Ricos estão menos ricos. Riqueza dos multimilionários cai pela primeira vez em 10 anos

As pessoas mais ricas do mundo ficaram um pouco menos ricas no ano passado. As tensões geopolíticas e a volatilidade dos mercados conduziram ao corte nas fortunas dos mais ricos, diz relatório do UBS.

As pessoas mais ricas do mundo ficaram um pouco menos ricas no ano passado, revela um estudo do UBS e da PwC, citado pela Reuters, esta sexta-feira. A respetiva riqueza baixou em 388 mil milhões de dólares (cerca de 350 mil milhões de euros), para um total de 8.539 biliões de dólares, com a queda a ser mais acentuada a ser registada na China, a segunda maior “casa” de milionários do mundo. As tensões geopolíticas e a volatilidade dos mercados conduziram a uma quebra nas fortunas dos mais ricos.

De acordo com o estudo do UBS, os bancos sofreram com os efeitos da intensa guerra comercial entre Pequim e Washington e com as incertezas que marcaram o panorama político internacional, em 2018, o que afastou os clientes dos investimentos. “A riqueza dos multimilionários caiu em 2018 pela primeira vez desde 2008 por causa da geopolítica”, explica, nesse sentido, o relatório.

Na maior “casa” de milionários do mundo, a China, o património dos mais ricos recuou 12,8% face à instabilidade dos mercados, à fragilidade da moeda e ao abrandamento da segunda maior economia do mundo.
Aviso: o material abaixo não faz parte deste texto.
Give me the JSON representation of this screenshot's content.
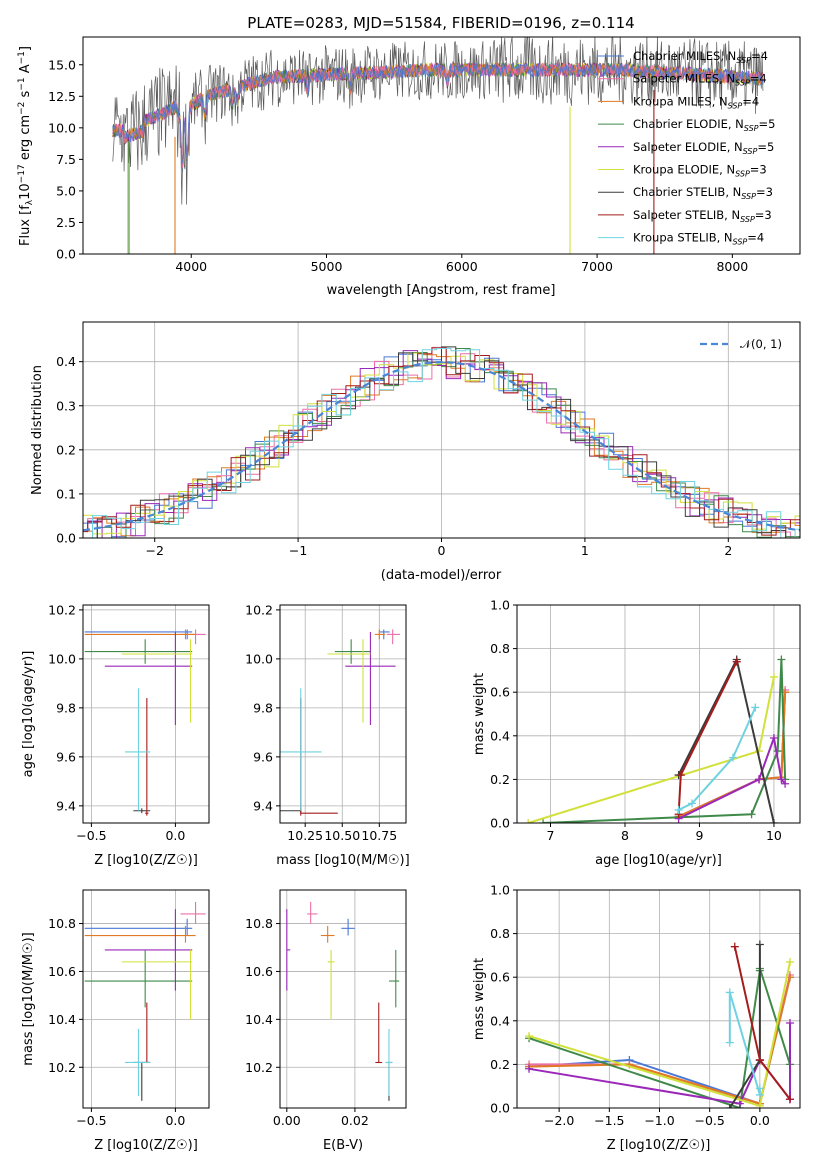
{
  "colors": [
    "#4a78d6",
    "#ec6fa8",
    "#e07a25",
    "#3f8a49",
    "#9a28b8",
    "#d2e03a",
    "#3c3c3c",
    "#a51c1c",
    "#6ed2e0"
  ],
  "panels": {
    "spectrum": {
      "title": "PLATE=0283, MJD=51584, FIBERID=0196, z=0.114",
      "xlabel": "wavelength [Angstrom, rest frame]",
      "ylabel": "Flux [f_λ10^−17 erg cm^−2 s^−1 A^−1]",
      "xticks": [
        "4000",
        "5000",
        "6000",
        "7000",
        "8000"
      ],
      "yticks": [
        "0.0",
        "2.5",
        "5.0",
        "7.5",
        "10.0",
        "12.5",
        "15.0"
      ]
    },
    "residual": {
      "xlabel": "(data-model)/error",
      "ylabel": "Normed distribution",
      "xticks": [
        "−2",
        "−1",
        "0",
        "1",
        "2"
      ],
      "yticks": [
        "0.0",
        "0.1",
        "0.2",
        "0.3",
        "0.4"
      ],
      "legend": "𝒩(0, 1)"
    },
    "z_age": {
      "xlabel": "Z [log10(Z/Z☉)]",
      "ylabel": "age  [log10(age/yr)]",
      "xticks": [
        "−0.5",
        "0.0"
      ],
      "yticks": [
        "9.4",
        "9.6",
        "9.8",
        "10.0",
        "10.2"
      ]
    },
    "mass_age": {
      "xlabel": "mass [log10(M/M☉)]",
      "xticks": [
        "10.25",
        "10.50",
        "10.75"
      ],
      "yticks": [
        "9.4",
        "9.6",
        "9.8",
        "10.0",
        "10.2"
      ]
    },
    "age_weight": {
      "xlabel": "age  [log10(age/yr)]",
      "ylabel": "mass weight",
      "xticks": [
        "7",
        "8",
        "9",
        "10"
      ],
      "yticks": [
        "0.0",
        "0.2",
        "0.4",
        "0.6",
        "0.8",
        "1.0"
      ]
    },
    "z_mass": {
      "xlabel": "Z [log10(Z/Z☉)]",
      "ylabel": "mass [log10(M/M☉)]",
      "xticks": [
        "−0.5",
        "0.0"
      ],
      "yticks": [
        "10.2",
        "10.4",
        "10.6",
        "10.8"
      ]
    },
    "ebv_mass": {
      "xlabel": "E(B-V)",
      "xticks": [
        "0.00",
        "0.02"
      ],
      "yticks": [
        "10.2",
        "10.4",
        "10.6",
        "10.8"
      ]
    },
    "z_weight": {
      "xlabel": "Z [log10(Z/Z☉)]",
      "ylabel": "mass weight",
      "xticks": [
        "−2.0",
        "−1.5",
        "−1.0",
        "−0.5",
        "0.0"
      ],
      "yticks": [
        "0.0",
        "0.2",
        "0.4",
        "0.6",
        "0.8",
        "1.0"
      ]
    }
  },
  "chart_data": {
    "type": "composite",
    "title": "PLATE=0283, MJD=51584, FIBERID=0196, z=0.114",
    "models": [
      {
        "name": "Chabrier MILES",
        "nssp": 4,
        "Z": [
          0.07,
          -0.54,
          0.1
        ],
        "age": [
          10.11,
          10.08,
          10.12
        ],
        "mass": [
          10.78,
          10.75,
          10.82
        ],
        "ebv": [
          0.018,
          0.016,
          0.02
        ],
        "age_w": [
          [
            8.72,
            0.03
          ],
          [
            9.8,
            0.2
          ],
          [
            10.1,
            0.21
          ],
          [
            10.15,
            0.6
          ]
        ],
        "Z_w": [
          [
            -2.3,
            0.19
          ],
          [
            -1.3,
            0.22
          ],
          [
            0.0,
            0.02
          ],
          [
            0.3,
            0.6
          ]
        ]
      },
      {
        "name": "Salpeter MILES",
        "nssp": 4,
        "Z": [
          0.12,
          0.03,
          0.18
        ],
        "age": [
          10.1,
          10.06,
          10.12
        ],
        "mass": [
          10.84,
          10.8,
          10.89
        ],
        "ebv": [
          0.007,
          0.006,
          0.009
        ],
        "age_w": [
          [
            8.72,
            0.03
          ],
          [
            9.8,
            0.2
          ],
          [
            10.1,
            0.21
          ],
          [
            10.15,
            0.61
          ]
        ],
        "Z_w": [
          [
            -2.3,
            0.2
          ],
          [
            -1.3,
            0.2
          ],
          [
            0.0,
            0.02
          ],
          [
            0.3,
            0.61
          ]
        ]
      },
      {
        "name": "Kroupa MILES",
        "nssp": 4,
        "Z": [
          0.06,
          -0.54,
          0.12
        ],
        "age": [
          10.1,
          10.08,
          10.12
        ],
        "mass": [
          10.75,
          10.72,
          10.79
        ],
        "ebv": [
          0.012,
          0.01,
          0.014
        ],
        "age_w": [
          [
            8.72,
            0.03
          ],
          [
            9.8,
            0.2
          ],
          [
            10.1,
            0.21
          ],
          [
            10.15,
            0.6
          ]
        ],
        "Z_w": [
          [
            -2.3,
            0.19
          ],
          [
            -1.3,
            0.2
          ],
          [
            0.0,
            0.02
          ],
          [
            0.3,
            0.6
          ]
        ]
      },
      {
        "name": "Chabrier ELODIE",
        "nssp": 5,
        "Z": [
          -0.18,
          -0.54,
          0.1
        ],
        "age": [
          10.03,
          9.98,
          10.08
        ],
        "mass": [
          10.56,
          10.45,
          10.69
        ],
        "ebv": [
          0.032,
          0.03,
          0.033
        ],
        "age_w": [
          [
            6.9,
            0.0
          ],
          [
            9.7,
            0.04
          ],
          [
            10.05,
            0.33
          ],
          [
            10.1,
            0.75
          ],
          [
            10.15,
            0.2
          ]
        ],
        "Z_w": [
          [
            -2.3,
            0.32
          ],
          [
            -0.2,
            0.0
          ],
          [
            0.0,
            0.64
          ],
          [
            0.0,
            0.63
          ],
          [
            0.3,
            0.2
          ]
        ]
      },
      {
        "name": "Salpeter ELODIE",
        "nssp": 5,
        "Z": [
          0.0,
          -0.42,
          0.1
        ],
        "age": [
          9.97,
          9.73,
          10.11
        ],
        "mass": [
          10.69,
          10.52,
          10.86
        ],
        "ebv": [
          0.0,
          0.0,
          0.001
        ],
        "age_w": [
          [
            8.72,
            0.02
          ],
          [
            9.8,
            0.2
          ],
          [
            10.0,
            0.39
          ],
          [
            10.1,
            0.2
          ],
          [
            10.15,
            0.18
          ]
        ],
        "Z_w": [
          [
            -2.3,
            0.18
          ],
          [
            -0.2,
            0.02
          ],
          [
            0.0,
            0.22
          ],
          [
            0.3,
            0.39
          ],
          [
            0.3,
            0.04
          ]
        ]
      },
      {
        "name": "Kroupa ELODIE",
        "nssp": 3,
        "Z": [
          0.09,
          -0.32,
          0.1
        ],
        "age": [
          10.02,
          9.74,
          10.08
        ],
        "mass": [
          10.64,
          10.4,
          10.69
        ],
        "ebv": [
          0.013,
          0.012,
          0.014
        ],
        "age_w": [
          [
            6.7,
            0.0
          ],
          [
            9.8,
            0.33
          ],
          [
            10.0,
            0.67
          ]
        ],
        "Z_w": [
          [
            -2.3,
            0.33
          ],
          [
            0.0,
            0.01
          ],
          [
            0.3,
            0.67
          ]
        ]
      },
      {
        "name": "Chabrier STELIB",
        "nssp": 3,
        "Z": [
          -0.2,
          -0.25,
          -0.15
        ],
        "age": [
          9.38,
          9.37,
          9.39
        ],
        "mass": [
          10.22,
          10.06,
          10.22
        ],
        "ebv": [
          0.03,
          0.029,
          0.031
        ],
        "age_w": [
          [
            8.72,
            0.22
          ],
          [
            9.5,
            0.75
          ],
          [
            10.0,
            0.0
          ]
        ],
        "Z_w": [
          [
            -0.3,
            0.0
          ],
          [
            0.0,
            0.22
          ],
          [
            0.0,
            0.75
          ]
        ]
      },
      {
        "name": "Salpeter STELIB",
        "nssp": 3,
        "Z": [
          -0.17,
          -0.18,
          -0.16
        ],
        "age": [
          9.37,
          9.36,
          9.84
        ],
        "mass": [
          10.22,
          10.22,
          10.47
        ],
        "ebv": [
          0.027,
          0.026,
          0.028
        ],
        "age_w": [
          [
            8.72,
            0.04
          ],
          [
            8.75,
            0.22
          ],
          [
            9.5,
            0.74
          ]
        ],
        "Z_w": [
          [
            -0.25,
            0.74
          ],
          [
            0.0,
            0.22
          ],
          [
            0.3,
            0.04
          ]
        ]
      },
      {
        "name": "Kroupa STELIB",
        "nssp": 4,
        "Z": [
          -0.22,
          -0.3,
          -0.15
        ],
        "age": [
          9.62,
          9.38,
          9.88
        ],
        "mass": [
          10.22,
          10.08,
          10.36
        ],
        "ebv": [
          0.03,
          0.029,
          0.031
        ],
        "age_w": [
          [
            8.72,
            0.06
          ],
          [
            8.9,
            0.09
          ],
          [
            9.45,
            0.3
          ],
          [
            9.75,
            0.53
          ]
        ],
        "Z_w": [
          [
            -0.3,
            0.3
          ],
          [
            -0.3,
            0.53
          ],
          [
            0.0,
            0.06
          ],
          [
            0.0,
            0.09
          ]
        ]
      }
    ],
    "spectrum": {
      "x_range": [
        3200,
        8500
      ],
      "y_range": [
        0,
        17.2
      ]
    },
    "residual_hist": {
      "x_range": [
        -2.5,
        2.5
      ],
      "y_range": [
        0,
        0.49
      ],
      "reference": "N(0,1)"
    }
  }
}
Ainda assim, a China continua “a ver nascer”, a cada dois a cinco dias, um novo multimilionário, salienta o estudo do UBS.

Em termos globais, o número de multimilionários caiu em todo o mundo, exceto nas Américas, onde os empreendedores da área tecnológica continuam a escalar o ranking norte-americano das pessoas mais ricas. “Este relatório mostra a resiliência da economia norte-americana”, lê-se.

O UBS termina, dizendo que as famílias mais abastadas do mundo mantêm-se preocupadas com as matérias internacionais, das tensões comerciais entre a China e os EUA ao Brexit, passando pelo populismo e pelas alterações climáticas.